Added to Boston’s  long list of firsts in 1848 was the nation’s first municipal public library. The Boston Public Library (700 Boylston St., 617/536-5400, www.bpl.org , 9 a.m.–9 p.m. Mon.–Thurs., 9 a.m.–5 p.m. Fri.–Sat., closed Sun., free), which fills two city blocks on the south side of Back Bay’s  Copley Square, consists of two buildings. The original, designed by Charles McKim and opened in 1895, is now the research library, with a more modern building next door holding the circulating collection.
Aside from its collection of hundreds of thousands of books, magazines, and videos, the Boston Public Library is full of art and architectural flourishes that make the building as much of an attraction as its contents. The exterior is built in pleasing classical proportions and covered with names of great thinkers down through the ages; twin female statues of Art and Science keep guard outside.

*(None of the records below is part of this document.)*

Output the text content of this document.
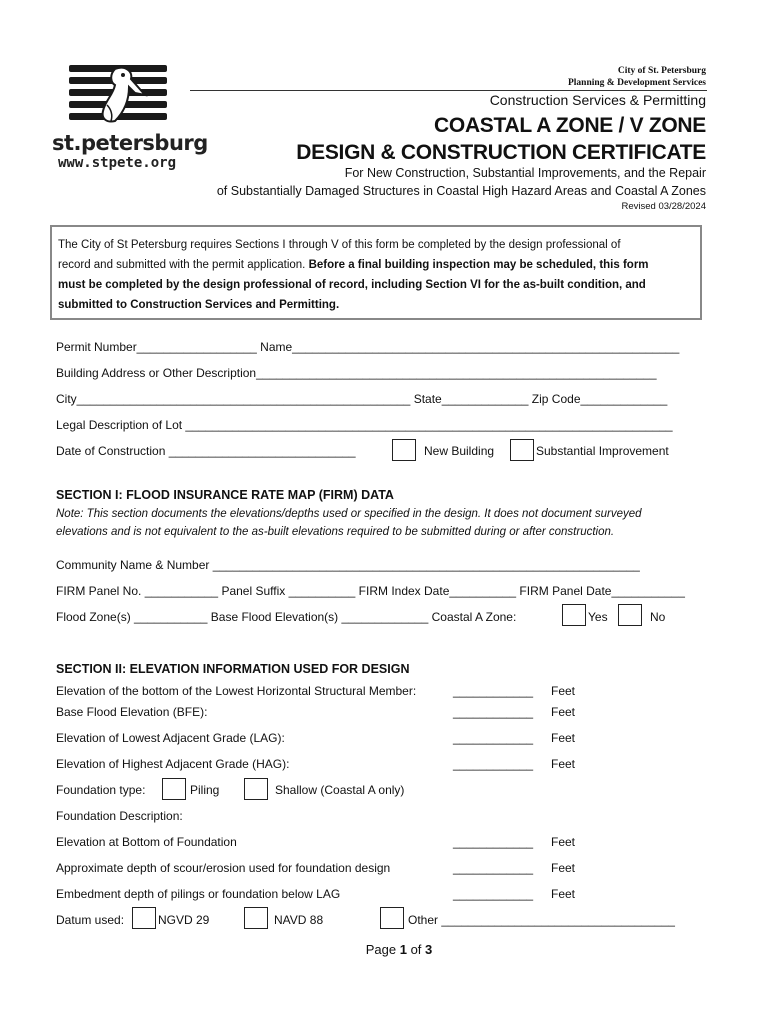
st.petersburg
www.stpete.org
City of St. Petersburg
Planning & Development Services
Construction Services & Permitting
COASTAL A ZONE / V ZONE
DESIGN & CONSTRUCTION CERTIFICATE
For New Construction, Substantial Improvements, and the Repair
of Substantially Damaged Structures in Coastal High Hazard Areas and Coastal A Zones
Revised 03/28/2024
The City of St Petersburg requires Sections I through V of this form be completed by the design professional of
record and submitted with the permit application. Before a final building inspection may be scheduled, this form
must be completed by the design professional of record, including Section VI for the as-built condition, and
submitted to Construction Services and Permitting.
Permit Number__________________ Name__________________________________________________________
Building Address or Other Description____________________________________________________________
City__________________________________________________ State_____________ Zip Code_____________
Legal Description of Lot _________________________________________________________________________
Date of Construction ____________________________	New Building	Substantial Improvement
SECTION I: FLOOD INSURANCE RATE MAP (FIRM) DATA
Note: This section documents the elevations/depths used or specified in the design. It does not document surveyed
elevations and is not equivalent to the as-built elevations required to be submitted during or after construction.
Community Name & Number ________________________________________________________________
FIRM Panel No. ___________ Panel Suffix __________ FIRM Index Date__________ FIRM Panel Date___________
Flood Zone(s) ___________ Base Flood Elevation(s) _____________ Coastal A Zone:	Yes	No
SECTION II: ELEVATION INFORMATION USED FOR DESIGN
Elevation of the bottom of the Lowest Horizontal Structural Member:	____________ Feet
Base Flood Elevation (BFE):	____________ Feet
Elevation of Lowest Adjacent Grade (LAG):	____________ Feet
Elevation of Highest Adjacent Grade (HAG):	____________ Feet
Foundation type:	Piling	Shallow (Coastal A only)
Foundation Description:
Elevation at Bottom of Foundation	____________ Feet
Approximate depth of scour/erosion used for foundation design	____________ Feet
Embedment depth of pilings or foundation below LAG	____________ Feet
Datum used:	NGVD 29	NAVD 88	Other ___________________________________
Page 1 of 3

One of the best-kept secrets of the city is the Boston Public Library’s central courtyard, an Italianate plaza accented by a fountain that makes a peaceful asylum from the busy streets around.
Inside the McKim Building, you can feel smarter just by stepping into the impressive Bates Reading Room, a 200-foot-long testament to scholarship, with a 50-foot-high barrel ceiling, high arched windows facing Copley Square, and long tables full of scholars sitting at green banker’s lamps and thinking great thoughts.
Those in need of further inspiration can step into the 80-foot-long Sargent Gallery, which features painter John Singer Sargent’s fantastical mural sequence “Triumph of Religion,” a sensual, often tempestuous journey through the gods, goddesses, and prophets of the ancient world.
Other artistic works in the Boston Public Library are a mural sequence dedicated to the story of the search for the Holy Grail by American artist Edwin Austin Abbey, and a painting of George Washington at Dorchester Heights by Emanuel Gottlieb Leutze (who also did the famous painting of Washington crossing the Delaware).
Free hour-long tours of the Boston Public Library’s art and architecture are offered at various times daily; call for times.